Streetlevel: Organic Boom on Cortelyou
The changing demographics in Victorian Flatbush are having a big impact on the neighborhood’s food market scene. On the heels of a new organic market opening on the cornering Cortelyou and Stratford a couple of weeks ago (and the Green Market opening this past weekend) comes the news, via a neighborhood tipster, that the Food…

The changing demographics in Victorian Flatbush are having a big impact on the neighborhood’s food market scene. On the heels of a new organic market opening on the cornering Cortelyou and Stratford a couple of weeks ago (and the Green Market opening this past weekend) comes the news, via a neighborhood tipster, that the Food Co-op will be buying out the Associated on Cortelyou and Marlborough. According to our source, Associated owner Leon Boyer is selling because of all the “damned yuppies.” What’s the impact of this on the folks in the area who can’t afford organic fare? Do they still have other options?
Photo by Kate Leonova for Property Shark
Anon 11:41… actually the C-Town is not brand new. They’ve been there forever and they just keep those banners and signs there. I once thought the same until a longtime resident told me otherwise.
Slope to Cortelyou –
Kensington and Ditmas Park are 2 different neighborhoods (remember the uproar when Connecticut Muffin started setting up shop?). They both need their own supermarkets, nail salons, etc…
11:35
Anon 11:35: How neighborly of you.
Agree 100% with Slope to Cortelyou. I have lived in the neighborhood two years, but have been a 25 year resident of Brooklyn. So… Am I a damned yuppie or an old timer? Demographics for the many apartment buildings have not changed due to new influx of residents. The Co-op expansion underservers everyone.
I don’t have a car to get to stop-n-shop or Pathmark frequently.

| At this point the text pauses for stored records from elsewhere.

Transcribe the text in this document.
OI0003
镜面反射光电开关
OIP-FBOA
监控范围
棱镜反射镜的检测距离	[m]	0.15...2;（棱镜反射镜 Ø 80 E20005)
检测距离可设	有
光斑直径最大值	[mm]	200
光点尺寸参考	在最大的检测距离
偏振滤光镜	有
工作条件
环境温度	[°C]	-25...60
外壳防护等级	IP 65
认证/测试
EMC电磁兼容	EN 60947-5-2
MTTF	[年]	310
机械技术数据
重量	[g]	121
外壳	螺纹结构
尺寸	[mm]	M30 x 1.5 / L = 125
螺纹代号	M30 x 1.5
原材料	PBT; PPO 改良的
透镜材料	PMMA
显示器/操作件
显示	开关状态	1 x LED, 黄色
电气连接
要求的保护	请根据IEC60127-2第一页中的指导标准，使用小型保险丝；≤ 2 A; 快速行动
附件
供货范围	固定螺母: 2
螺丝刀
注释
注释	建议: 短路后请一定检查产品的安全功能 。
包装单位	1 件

The other options are not great, Even the brand new C-Town on Coney Island Avenue reeks with that down-market soggy cardboard box whiff.
I wish the Co-op had taken half the space and the other space for a store with solid staples, like potato chips that don’t cost $3.99 a bag.
Fat chance we’ll see a bar in the Cornerstone space, not with a landlord charging $6k a month for a place that’s falling apart. This is the problem when a strip gets “hot”–owners get ridiculous ideas about what their stores are worth, and then the only business that can move in are chains or other places that sell crap at high volume.
If I wanted to schlep to Kensington, I would have bought in Kensington.
Leela, your first comment is spot on.
Industrial organic is a dicey thing. Sure, it’s great that some acres are not being flooded with pesticides and nitrates, but the offset of shipping across the country, burning fossil fuels all the way, is disheartening.
You’d think smaller places not in the Whole Foods model would try and support the locally grown organic goodies.
By the way, a fine example is DNY Natural Land on Flatbush, just above the 7th Ave Q. They have a small sushi area, decent seafood selections, ready-made sushi, lots of fruits and veggies that always look fresh, and a fine mixed selection of both organic and non organic groceries. Also, a great flower selection. The prices aren’t dirt cheap, but they are reasonable and offer a lot in a small space. I still go there to do my one-stop shopping if I can.
Just ONE of those in Ditmas Park would be more than enough. And I can bet they’d take the bulk of the business from BOTH organic markets! Any green grocers want to make a killing in a changing neighborhood? Go to DNY Natural Land on Flatbush in Park Slope/Prospect Heights, take a look, and open a place in Ditmas Park or Kensington.
Oh, and I feel DP development iis overshooting the “gentrification” of that neighborhood with these 2 organic stores. Let’s first work on getting the basics right! A bank would be nice instead of going to the stupid Chase machine in Duane Reade.
Blaming his business problems on “damned yuppies,” if the guy really said that, is weak. It’s just entitled whinging to complain that your customer base has changed, expects different things and expects you to satisfy its needs. It’s the same thing I’ve seen too often from old Brooklyn businesses–not all, just the bad ones–who think their customers have a moral obligation to put up with their crap and accept substandard service.